Microsoft Defender ATP Research team has issued guidance on how to defend attack against Exchange servers using behavior-based detection

In April, there was a tremendous spike in attacks on Microsoft Exchange servers and the investigation helped to analyse the deployment web shells by the attackers.

In February, Microsoft released patches for this vulnerability tracked as CVE-2020-0688, also warned to install the fixes as soon as possible, anticipating future attacks.

One of the most important things to be done is Safeguarding Exchange servers in order to limit organizational exposure to attacks. As Exchange servers contain the most critical business data, there are chances for the attackers to compromise and gain access to the server and take control of the network. So the vulnerabilities or attacks tend to be with highly evasive techniques which need to be treated with high priority.

“Exchange servers provide a unique environment that could allow attackers to perform various tasks using the same built-in tools or scripts that admins use for maintenance,” says Microsoft.

Over the past decades, the email servers used identical cryptographic keys for the control panels backend, which permitted remote attackers to run malware on it.

There are two primary ways in which Exchange servers are compromised. The first and most commonly practised scenario is attackers commencing social-engineering of drive-by download attacks targeting endpoints to steal credentials.

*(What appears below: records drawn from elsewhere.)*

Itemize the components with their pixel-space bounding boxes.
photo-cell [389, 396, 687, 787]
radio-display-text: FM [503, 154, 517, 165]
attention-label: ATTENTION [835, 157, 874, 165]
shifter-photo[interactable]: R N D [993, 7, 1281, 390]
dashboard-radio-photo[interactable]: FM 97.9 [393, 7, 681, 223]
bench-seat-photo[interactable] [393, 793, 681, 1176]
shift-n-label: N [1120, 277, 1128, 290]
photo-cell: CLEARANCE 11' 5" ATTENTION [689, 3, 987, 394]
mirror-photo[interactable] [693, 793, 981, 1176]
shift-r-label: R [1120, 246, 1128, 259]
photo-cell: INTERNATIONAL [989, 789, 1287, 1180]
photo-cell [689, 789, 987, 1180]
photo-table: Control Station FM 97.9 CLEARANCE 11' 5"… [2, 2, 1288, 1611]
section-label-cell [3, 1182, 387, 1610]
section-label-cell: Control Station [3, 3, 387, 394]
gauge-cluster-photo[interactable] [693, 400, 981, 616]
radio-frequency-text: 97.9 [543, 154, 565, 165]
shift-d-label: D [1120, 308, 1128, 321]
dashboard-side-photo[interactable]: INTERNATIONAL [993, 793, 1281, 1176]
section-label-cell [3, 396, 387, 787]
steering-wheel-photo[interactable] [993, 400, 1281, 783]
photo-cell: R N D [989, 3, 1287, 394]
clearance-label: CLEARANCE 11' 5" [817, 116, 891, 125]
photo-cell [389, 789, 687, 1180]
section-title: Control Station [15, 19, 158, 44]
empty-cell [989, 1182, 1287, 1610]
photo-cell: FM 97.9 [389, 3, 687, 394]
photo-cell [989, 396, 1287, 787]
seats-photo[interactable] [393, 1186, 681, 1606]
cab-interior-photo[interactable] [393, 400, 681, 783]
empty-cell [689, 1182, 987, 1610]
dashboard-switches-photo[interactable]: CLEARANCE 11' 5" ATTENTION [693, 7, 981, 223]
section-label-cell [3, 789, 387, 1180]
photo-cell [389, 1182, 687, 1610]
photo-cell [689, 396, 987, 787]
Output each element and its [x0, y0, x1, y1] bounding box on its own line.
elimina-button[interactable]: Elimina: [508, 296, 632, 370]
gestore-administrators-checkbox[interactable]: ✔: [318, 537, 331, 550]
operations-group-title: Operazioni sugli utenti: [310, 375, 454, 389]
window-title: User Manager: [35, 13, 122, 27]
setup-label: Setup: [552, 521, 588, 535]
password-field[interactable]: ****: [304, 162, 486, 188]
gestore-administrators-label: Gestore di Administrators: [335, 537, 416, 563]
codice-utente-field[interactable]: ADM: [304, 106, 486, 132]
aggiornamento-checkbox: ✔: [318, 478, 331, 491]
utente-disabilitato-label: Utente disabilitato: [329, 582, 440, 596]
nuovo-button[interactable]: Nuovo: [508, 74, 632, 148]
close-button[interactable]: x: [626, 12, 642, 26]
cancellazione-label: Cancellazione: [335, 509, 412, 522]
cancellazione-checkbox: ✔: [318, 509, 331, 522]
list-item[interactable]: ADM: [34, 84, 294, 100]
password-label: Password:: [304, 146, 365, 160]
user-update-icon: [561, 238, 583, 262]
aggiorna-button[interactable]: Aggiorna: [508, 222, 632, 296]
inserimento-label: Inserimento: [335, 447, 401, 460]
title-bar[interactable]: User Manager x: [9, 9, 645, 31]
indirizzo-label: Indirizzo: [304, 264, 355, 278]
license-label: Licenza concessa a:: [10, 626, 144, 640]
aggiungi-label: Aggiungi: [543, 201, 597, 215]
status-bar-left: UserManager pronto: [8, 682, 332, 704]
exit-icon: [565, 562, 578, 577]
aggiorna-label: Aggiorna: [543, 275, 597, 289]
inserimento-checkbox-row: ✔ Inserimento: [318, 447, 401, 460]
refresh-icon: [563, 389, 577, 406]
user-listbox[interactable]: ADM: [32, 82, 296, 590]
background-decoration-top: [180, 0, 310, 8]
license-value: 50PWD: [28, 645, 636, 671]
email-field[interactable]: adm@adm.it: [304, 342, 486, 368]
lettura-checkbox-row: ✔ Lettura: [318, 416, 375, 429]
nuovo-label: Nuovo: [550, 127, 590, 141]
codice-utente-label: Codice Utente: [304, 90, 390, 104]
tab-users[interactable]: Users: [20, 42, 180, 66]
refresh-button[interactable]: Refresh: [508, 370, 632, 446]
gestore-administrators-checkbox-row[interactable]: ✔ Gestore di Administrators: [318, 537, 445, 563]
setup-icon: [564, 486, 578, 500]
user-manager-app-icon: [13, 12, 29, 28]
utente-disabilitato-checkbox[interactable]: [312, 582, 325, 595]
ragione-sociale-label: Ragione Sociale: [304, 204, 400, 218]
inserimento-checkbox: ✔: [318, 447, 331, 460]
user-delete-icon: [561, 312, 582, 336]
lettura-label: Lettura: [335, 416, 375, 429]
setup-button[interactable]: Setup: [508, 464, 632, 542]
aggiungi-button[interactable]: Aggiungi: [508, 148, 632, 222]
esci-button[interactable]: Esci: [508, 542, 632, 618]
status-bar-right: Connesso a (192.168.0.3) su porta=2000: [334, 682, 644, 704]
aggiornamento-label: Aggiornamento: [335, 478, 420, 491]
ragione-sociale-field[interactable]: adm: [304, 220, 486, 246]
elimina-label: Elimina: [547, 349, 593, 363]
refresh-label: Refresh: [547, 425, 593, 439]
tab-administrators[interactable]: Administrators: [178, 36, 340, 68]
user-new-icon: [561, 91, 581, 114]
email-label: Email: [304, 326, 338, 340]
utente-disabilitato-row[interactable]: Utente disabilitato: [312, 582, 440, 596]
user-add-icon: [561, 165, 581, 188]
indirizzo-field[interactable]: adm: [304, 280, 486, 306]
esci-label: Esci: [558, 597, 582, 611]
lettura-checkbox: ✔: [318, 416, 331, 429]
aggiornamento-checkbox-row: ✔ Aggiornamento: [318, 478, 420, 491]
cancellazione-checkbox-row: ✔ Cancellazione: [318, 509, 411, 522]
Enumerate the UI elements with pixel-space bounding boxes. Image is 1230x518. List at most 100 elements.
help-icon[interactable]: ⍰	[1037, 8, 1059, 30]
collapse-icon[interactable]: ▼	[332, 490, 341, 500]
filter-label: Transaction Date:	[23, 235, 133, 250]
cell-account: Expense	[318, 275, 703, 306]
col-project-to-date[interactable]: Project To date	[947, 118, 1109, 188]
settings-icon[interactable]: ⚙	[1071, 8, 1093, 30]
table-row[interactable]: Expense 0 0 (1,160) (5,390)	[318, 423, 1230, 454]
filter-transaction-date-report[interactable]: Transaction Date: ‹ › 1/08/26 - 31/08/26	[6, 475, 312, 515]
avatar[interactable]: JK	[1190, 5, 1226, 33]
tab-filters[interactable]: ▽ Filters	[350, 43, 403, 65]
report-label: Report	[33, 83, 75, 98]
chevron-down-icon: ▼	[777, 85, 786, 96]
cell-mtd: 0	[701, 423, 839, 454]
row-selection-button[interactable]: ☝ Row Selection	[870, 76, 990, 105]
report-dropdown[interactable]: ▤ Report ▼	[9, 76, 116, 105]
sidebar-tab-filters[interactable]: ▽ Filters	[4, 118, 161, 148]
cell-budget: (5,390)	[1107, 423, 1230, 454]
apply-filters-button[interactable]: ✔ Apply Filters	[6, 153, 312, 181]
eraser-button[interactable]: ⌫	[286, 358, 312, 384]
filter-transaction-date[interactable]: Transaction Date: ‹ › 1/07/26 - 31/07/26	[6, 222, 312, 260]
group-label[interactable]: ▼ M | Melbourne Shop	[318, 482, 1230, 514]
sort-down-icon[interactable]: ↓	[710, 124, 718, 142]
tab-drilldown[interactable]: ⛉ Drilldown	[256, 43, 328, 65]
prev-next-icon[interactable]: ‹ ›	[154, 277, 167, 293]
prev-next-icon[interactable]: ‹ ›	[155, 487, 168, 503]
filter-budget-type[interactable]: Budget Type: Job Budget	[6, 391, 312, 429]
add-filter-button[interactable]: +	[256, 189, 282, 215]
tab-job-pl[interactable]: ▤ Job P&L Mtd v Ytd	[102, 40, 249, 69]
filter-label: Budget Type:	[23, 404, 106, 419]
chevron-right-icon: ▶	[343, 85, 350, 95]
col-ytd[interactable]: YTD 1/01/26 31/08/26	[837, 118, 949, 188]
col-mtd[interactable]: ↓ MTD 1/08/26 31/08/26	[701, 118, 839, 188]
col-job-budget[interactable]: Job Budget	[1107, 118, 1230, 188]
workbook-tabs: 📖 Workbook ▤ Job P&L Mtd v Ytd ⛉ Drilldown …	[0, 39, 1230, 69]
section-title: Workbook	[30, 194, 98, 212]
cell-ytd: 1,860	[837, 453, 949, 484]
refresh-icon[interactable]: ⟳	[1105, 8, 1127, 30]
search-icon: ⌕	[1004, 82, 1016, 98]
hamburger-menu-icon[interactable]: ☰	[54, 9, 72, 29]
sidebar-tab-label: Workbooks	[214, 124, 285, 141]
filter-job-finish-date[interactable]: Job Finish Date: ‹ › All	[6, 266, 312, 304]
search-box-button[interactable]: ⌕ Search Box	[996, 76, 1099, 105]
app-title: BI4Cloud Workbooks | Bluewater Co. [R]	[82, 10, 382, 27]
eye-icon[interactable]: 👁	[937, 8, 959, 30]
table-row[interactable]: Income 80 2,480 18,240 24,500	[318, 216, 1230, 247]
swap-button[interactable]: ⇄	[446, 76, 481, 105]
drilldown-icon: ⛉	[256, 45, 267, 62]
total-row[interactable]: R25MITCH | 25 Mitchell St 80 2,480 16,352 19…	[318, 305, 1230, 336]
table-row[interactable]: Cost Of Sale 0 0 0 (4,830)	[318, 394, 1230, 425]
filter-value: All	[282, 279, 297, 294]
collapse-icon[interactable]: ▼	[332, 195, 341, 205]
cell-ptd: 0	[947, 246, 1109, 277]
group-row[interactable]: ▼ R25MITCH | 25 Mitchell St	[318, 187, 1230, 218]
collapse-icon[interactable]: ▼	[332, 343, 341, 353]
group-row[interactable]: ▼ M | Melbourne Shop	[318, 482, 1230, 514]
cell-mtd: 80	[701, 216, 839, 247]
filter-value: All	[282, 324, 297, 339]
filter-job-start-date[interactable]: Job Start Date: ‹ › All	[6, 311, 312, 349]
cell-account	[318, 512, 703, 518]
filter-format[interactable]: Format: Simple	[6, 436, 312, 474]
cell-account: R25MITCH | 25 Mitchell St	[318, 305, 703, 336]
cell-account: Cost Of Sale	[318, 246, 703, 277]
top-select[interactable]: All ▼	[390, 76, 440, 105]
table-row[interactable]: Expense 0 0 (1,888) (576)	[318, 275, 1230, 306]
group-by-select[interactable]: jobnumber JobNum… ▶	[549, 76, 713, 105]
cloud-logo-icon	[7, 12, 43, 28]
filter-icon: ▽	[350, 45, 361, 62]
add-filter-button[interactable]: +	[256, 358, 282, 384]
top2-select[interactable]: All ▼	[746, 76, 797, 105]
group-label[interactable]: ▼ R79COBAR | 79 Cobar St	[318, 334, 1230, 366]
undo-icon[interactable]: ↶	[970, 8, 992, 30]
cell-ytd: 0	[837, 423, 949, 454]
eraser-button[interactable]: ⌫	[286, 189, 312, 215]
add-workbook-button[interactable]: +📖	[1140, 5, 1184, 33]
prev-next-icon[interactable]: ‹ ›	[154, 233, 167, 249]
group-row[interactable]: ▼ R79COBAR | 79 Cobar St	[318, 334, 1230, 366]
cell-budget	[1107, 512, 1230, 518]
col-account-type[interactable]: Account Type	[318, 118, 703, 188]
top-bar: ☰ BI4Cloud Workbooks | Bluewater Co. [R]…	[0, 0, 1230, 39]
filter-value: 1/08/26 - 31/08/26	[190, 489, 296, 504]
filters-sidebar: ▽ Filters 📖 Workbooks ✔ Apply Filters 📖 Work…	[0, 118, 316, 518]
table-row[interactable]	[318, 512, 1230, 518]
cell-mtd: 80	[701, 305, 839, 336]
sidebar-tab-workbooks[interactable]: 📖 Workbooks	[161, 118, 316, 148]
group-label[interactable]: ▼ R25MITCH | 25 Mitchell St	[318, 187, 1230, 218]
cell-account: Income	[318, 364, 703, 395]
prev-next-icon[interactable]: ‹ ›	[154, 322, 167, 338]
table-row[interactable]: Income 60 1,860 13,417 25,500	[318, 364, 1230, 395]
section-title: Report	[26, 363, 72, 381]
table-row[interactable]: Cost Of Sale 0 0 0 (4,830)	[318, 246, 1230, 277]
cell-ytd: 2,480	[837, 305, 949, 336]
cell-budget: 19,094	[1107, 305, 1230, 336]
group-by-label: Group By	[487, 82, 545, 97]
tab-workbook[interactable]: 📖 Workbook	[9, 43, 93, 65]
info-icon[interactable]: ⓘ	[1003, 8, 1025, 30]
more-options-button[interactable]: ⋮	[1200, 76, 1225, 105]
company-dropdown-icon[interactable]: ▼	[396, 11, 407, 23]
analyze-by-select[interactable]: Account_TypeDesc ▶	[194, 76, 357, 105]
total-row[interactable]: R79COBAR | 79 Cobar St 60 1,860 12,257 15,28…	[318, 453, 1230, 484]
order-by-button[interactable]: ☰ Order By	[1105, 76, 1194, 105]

The second scenario is attackers exploiting a remote code execution vulnerability affecting the Internet Information Service (IIS) component of a target Exchange server.

“This is an attacker’s dream: directly landing on a server and, if the server has misconfigured access levels, gain system privileges,” noted Microsoft Defender ATP Research Team.

In March, Cybersecurity firm Volexity warned that the nation-state actors were trying to exploit a vulnerability tracked as CVE-2020-0688, recently addressed in Microsoft Exchange email.

“Drop everything and patch this vulnerability immediately,” Jonathan Cran, head of research at Kenna Security, warned at the time.

According to Microsoft, during the month of April multiple campaigns began to target Exchange servers.

As soon as they get accessed, the attackers install web shells, that are malicious scripts uploaded to  target systems and enable attackers to control the servers remotely. The attackers used multiple web shells, but the most widely used was the China Chopper web shell. 

The hijacked application pool runs the command on behalf of the attacker and generates an interesting process chain. Common services, for example, Outlook on the web (formerly known as Outlook Web App or OWA) of Exchange admin center (EAC; formerly known as the Exchange Control Panel or ECP), executing net.exe, cmd.exe, and other known living-off-the-land binaries (LOLBins) like manta.exe.